La evolución de la integración gasífera en América del Sur
El crecimiento de Vaca Muerta y el avance de nuevos proyectos gasíferos en Sudamérica están generando un escenario inédito para el sector energético. Con una mayor disponibilidad de recursos y cambios en la producción de los principales países de la región, especialistas consideran que llegó el momento de avanzar hacia un mercado regional de gas natural que permita aprovechar de manera más eficiente la infraestructura existente y fortalecer el intercambio energético entre las naciones.
Durante el webinar “Hacia un mercado regional para el gas natural”, organizado por el Mercado Electrónico de Gas (MEGSA), Vaca Muerta ocupó un lugar central en el análisis realizado por Guido Maiulini, jefe de Asesoría Estratégica de la Organización Latinoamericana de Energía (OLACDE). El especialista repasó la evolución de la integración gasífera en América del Sur y explicó cuáles son las condiciones que podrían impulsar una nueva etapa de cooperación entre los países del MERCOSUR y Chile.
De acuerdo con el análisis presentado, el contexto actual es muy diferente al de décadas anteriores. Mientras Argentina cuenta con recursos suficientes para abastecer la demanda regional durante varios años gracias al potencial de sus yacimientos no convencionales, Brasil proyecta un fuerte incremento de su producción a partir del desarrollo del Pré-Sal. En paralelo, Bolivia atraviesa un proceso de disminución de su producción de gas.
En ese contexto, Maiulini señaló que el principal desafío ya no pasa por la disponibilidad del recurso, sino por la construcción de un mercado regional que permita aprovechar ese potencial.
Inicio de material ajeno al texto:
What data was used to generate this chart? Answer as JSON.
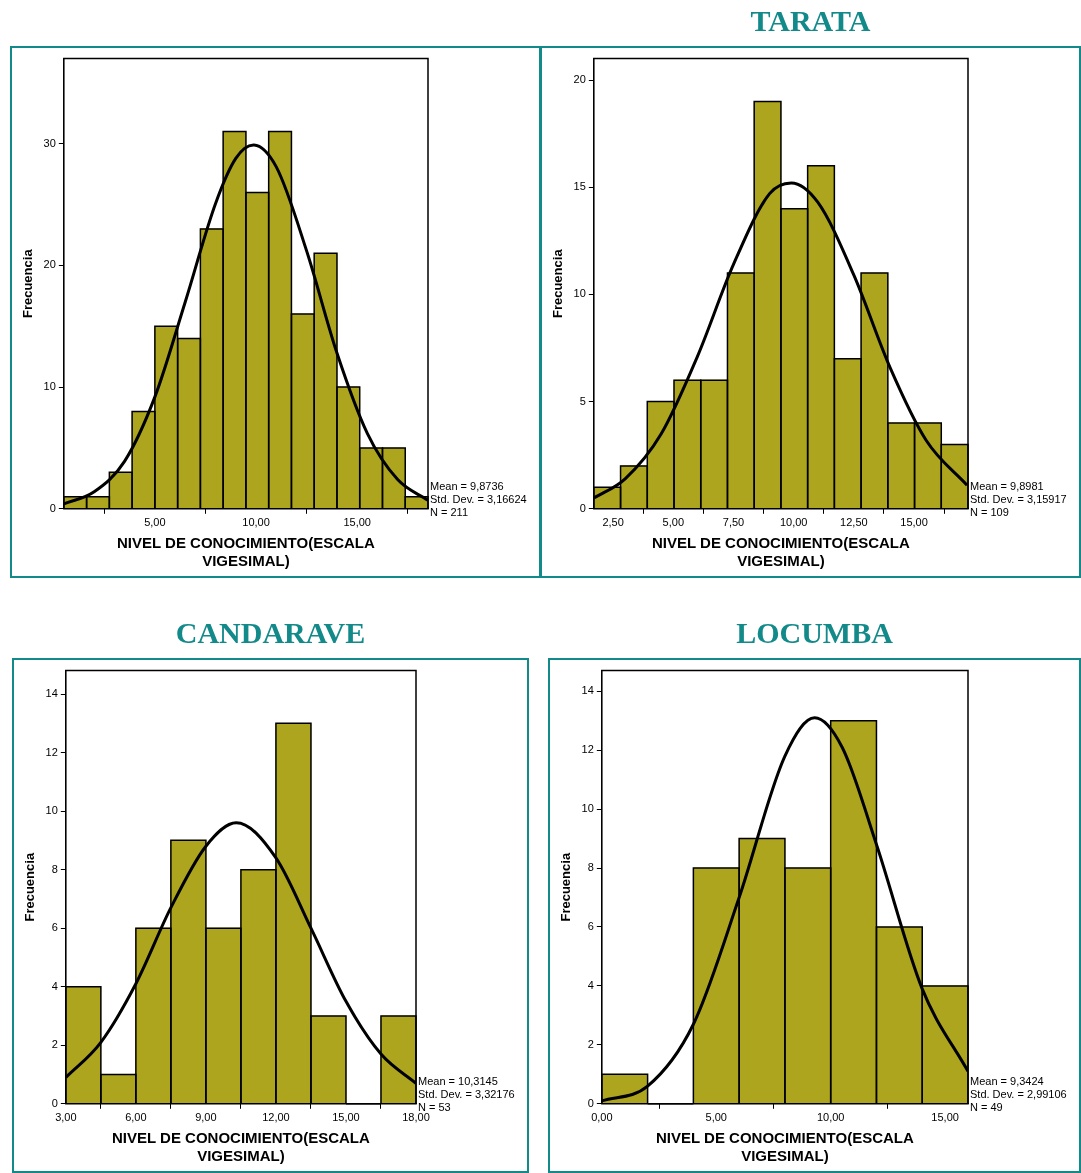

Para lograrlo, consideró indispensable ampliar la infraestructura de transporte, avanzar en la armonización de las regulaciones y establecer reglas claras que faciliten el comercio de gas entre los distintos países.
Durante la presentación también se difundieron los principales resultados de un estudio que OLACDE desarrolla con el apoyo de CAF, el banco de desarrollo de América Latina y el Caribe. El trabajo analiza la integración gasífera entre los países del MERCOSUR y Chile mediante un modelo de simulación de flujos regionales.
Según ese estudio, un escenario de mayor integración permitiría alcanzar intercambios de entre 60 y 70 millones de metros cúbicos diarios de gas natural. Además, el movimiento comercial podría representar entre 4.000 y 5.000 millones de dólares anuales y reducir significativamente las importaciones de otros combustibles, con un ahorro estimado de hasta 2.400 millones de dólares por año.
Sin embargo, para llegar a ese objetivo será necesario ampliar la capacidad de transporte. Maiulini explicó que buena parte de la infraestructura disponible ya está siendo utilizada y que las futuras necesidades de exportación exigirán nuevas inversiones en gasoductos y sistemas de conexión regional.
Uno de los proyectos considerados estratégicos es la ampliación del sistema entre Tratayén y La Carlota. Esa obra permitiría transportar mayores volúmenes de gas desde Vaca Muerta hacia el norte argentino, donde se encuentran los principales puntos de conexión con los países vecinos. El estudio también determinó que nueve de las once rutas de integración analizadas requieren reforzar la capacidad de transporte desde la cuenca neuquina.
Las inversiones necesarias para concretar el conjunto de obras relevadas rondan los 18.000 millones de dólares. No obstante, desde OLACDE remarcaron que la infraestructura, por sí sola, no alcanzará para consolidar un mercado regional.
Entre los aspectos considerados prioritarios aparecen la convergencia regulatoria, la interoperabilidad de los contratos, la armonización de tarifas y la creación de marcos jurídicos estables que otorguen previsibilidad a las inversiones de largo plazo y permitan financiar los nuevos proyectos.
Maiulini también destacó que una mayor integración energética puede fortalecer la seguridad del abastecimiento en toda la región. Un sistema con más interconexiones permitiría enfrentar con mayor solidez eventuales crisis energéticas, además de reducir el impacto de la volatilidad de los mercados internacionales y de los conflictos geopolíticos sobre el suministro de gas.